そして数日かけ、大鍋に残っていた煮物を食べきった今日、ついに『とり野菜みそ』の封を開けるときがきた! おばあはそのみそを、食材を入れた大きな鍋に絞り出し、ヘラでまんべんなくかき混ぜる。「ほ〜ら、おいしくなれよ」と念じているような、ゆったりとした手さばきだ。ピリ辛みその食欲をそそる香りが、台所いっぱいに立ち込めてきた!

このまま香りだけで、ごはんをよそって二杯はいける! でもまだ夕飯まで時間があるので、ぐっとこらえて、僕も「おいしくなれよ」と念じながら自分の家に帰った。

そして時間になり、再びおばあの家にやってくると玄関にまであの香りが! 居間に急ぐと、テーブルにはもちろん鍋が乗っている!

そしておばあはというと――
食卓に着いて居眠りしている祖母・おばあ
イスに座ったままぐっすり眠りこけている。

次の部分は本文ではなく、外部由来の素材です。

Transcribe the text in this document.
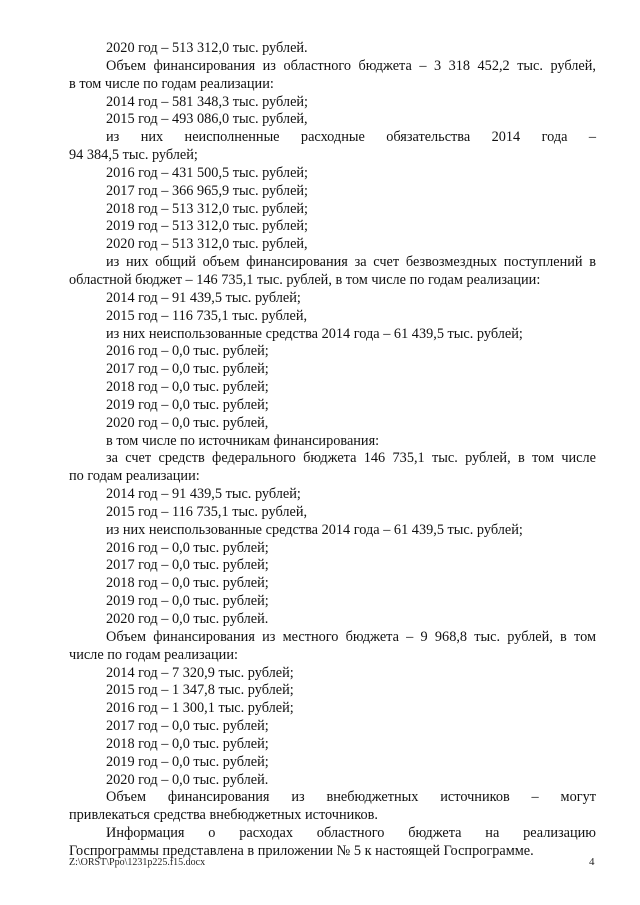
2020 год – 513 312,0 тыс. рублей.
Объем финансирования из областного бюджета – 3 318 452,2 тыс. рублей,
в том числе по годам реализации:
2014 год – 581 348,3 тыс. рублей;
2015 год – 493 086,0 тыс. рублей,
из них неисполненные расходные обязательства 2014 года –
94 384,5 тыс. рублей;
2016 год – 431 500,5 тыс. рублей;
2017 год – 366 965,9 тыс. рублей;
2018 год – 513 312,0 тыс. рублей;
2019 год – 513 312,0 тыс. рублей;
2020 год – 513 312,0 тыс. рублей,
из них общий объем финансирования за счет безвозмездных поступлений в
областной бюджет – 146 735,1 тыс. рублей, в том числе по годам реализации:
2014 год – 91 439,5 тыс. рублей;
2015 год – 116 735,1 тыс. рублей,
из них неиспользованные средства 2014 года – 61 439,5 тыс. рублей;
2016 год – 0,0 тыс. рублей;
2017 год – 0,0 тыс. рублей;
2018 год – 0,0 тыс. рублей;
2019 год – 0,0 тыс. рублей;
2020 год – 0,0 тыс. рублей,
в том числе по источникам финансирования:
за счет средств федерального бюджета 146 735,1 тыс. рублей, в том числе
по годам реализации:
2014 год – 91 439,5 тыс. рублей;
2015 год – 116 735,1 тыс. рублей,
из них неиспользованные средства 2014 года – 61 439,5 тыс. рублей;
2016 год – 0,0 тыс. рублей;
2017 год – 0,0 тыс. рублей;
2018 год – 0,0 тыс. рублей;
2019 год – 0,0 тыс. рублей;
2020 год – 0,0 тыс. рублей.
Объем финансирования из местного бюджета – 9 968,8 тыс. рублей, в том
числе по годам реализации:
2014 год – 7 320,9 тыс. рублей;
2015 год – 1 347,8 тыс. рублей;
2016 год – 1 300,1 тыс. рублей;
2017 год – 0,0 тыс. рублей;
2018 год – 0,0 тыс. рублей;
2019 год – 0,0 тыс. рублей;
2020 год – 0,0 тыс. рублей.
Объем финансирования из внебюджетных источников – могут
привлекаться средства внебюджетных источников.
Информация о расходах областного бюджета на реализацию
Госпрограммы представлена в приложении № 5 к настоящей Госпрограмме.
Z:\ORST\Ppo\1231p225.f15.docx	4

どうやらこの香りに食欲を我慢なかったらしく、いつもより早く夕飯を食べてしまったらしい。それで満腹になり、今度は眠気に負けてしまったのに違いない。
食欲と眠気……おばあはまさに秋を体現している。

僕はおばあを起こさないよう、自分で静かに鍋を開けた。
まつや『とり野菜みそ』のピリ辛味で作った鍋
具材はこんにゃく、ひら天、ごぼ天、鶏肉……って『とり野菜』は野菜がとれるって意味なのに、野菜がまったく入ってへんやんか、おばあ!

冷蔵庫には白菜やニンジンがあったはずだけど……。

とはいえ、刻み昆布やミニトマトが乗った――
刻み昆布とミニトマトが乗った山盛りのキャベツサラダ
山盛りのキャベツサラダも用意してあるので、野菜はたっぷり『とれ』る。

それに魚は珍しく――
キビナゴの煮付け
細長い『キビナゴの炊いたん』!? 身はプリプリでしっかりとしたうま味があって、頭も骨も柔らかくクセになる味わいだ。

メニュー
・とり野菜みそ鍋
鶏肉、厚揚げ、ごぼ天、ひら天、こんにゃく
・キビナゴの炊いたん
・サラダ
キャベツ、ミニトマト、刻み昆布
・赤飯

そして『とり野菜みそ』鍋を――
小皿によそった『とり野菜みそ』鍋の具
小皿に取り分け食べてみると、野菜は入っていなくても、これはこれでたまらない! 石川県人のこころの味というのもつくづく納得できるおいしさだ。濃厚なピリ辛みそ味で、白いごはんが猛烈に欲しくなる。

だけど、どうして今日に限って――
茶碗によそった赤飯
赤飯なんや、おばあ!

台所に行くと炊飯器の中にごはんはなく、透明なパックに赤飯が残っていた。おばあは今まで赤飯を買ってきたことないし、どうやら人からもらったらしい。

小豆がちょっと甘い気がするけど、『とり野菜みそ』鍋のおいしさはそれくらいではびくともしない! 味噌の包容力が甘めの赤飯ともよく合って……もう、とまらない! 野菜がどうとか、白いごはんが欲しいとか、そんな『常識』は忘れて、おばあの用意した僕にとってのこころの味を堪能した。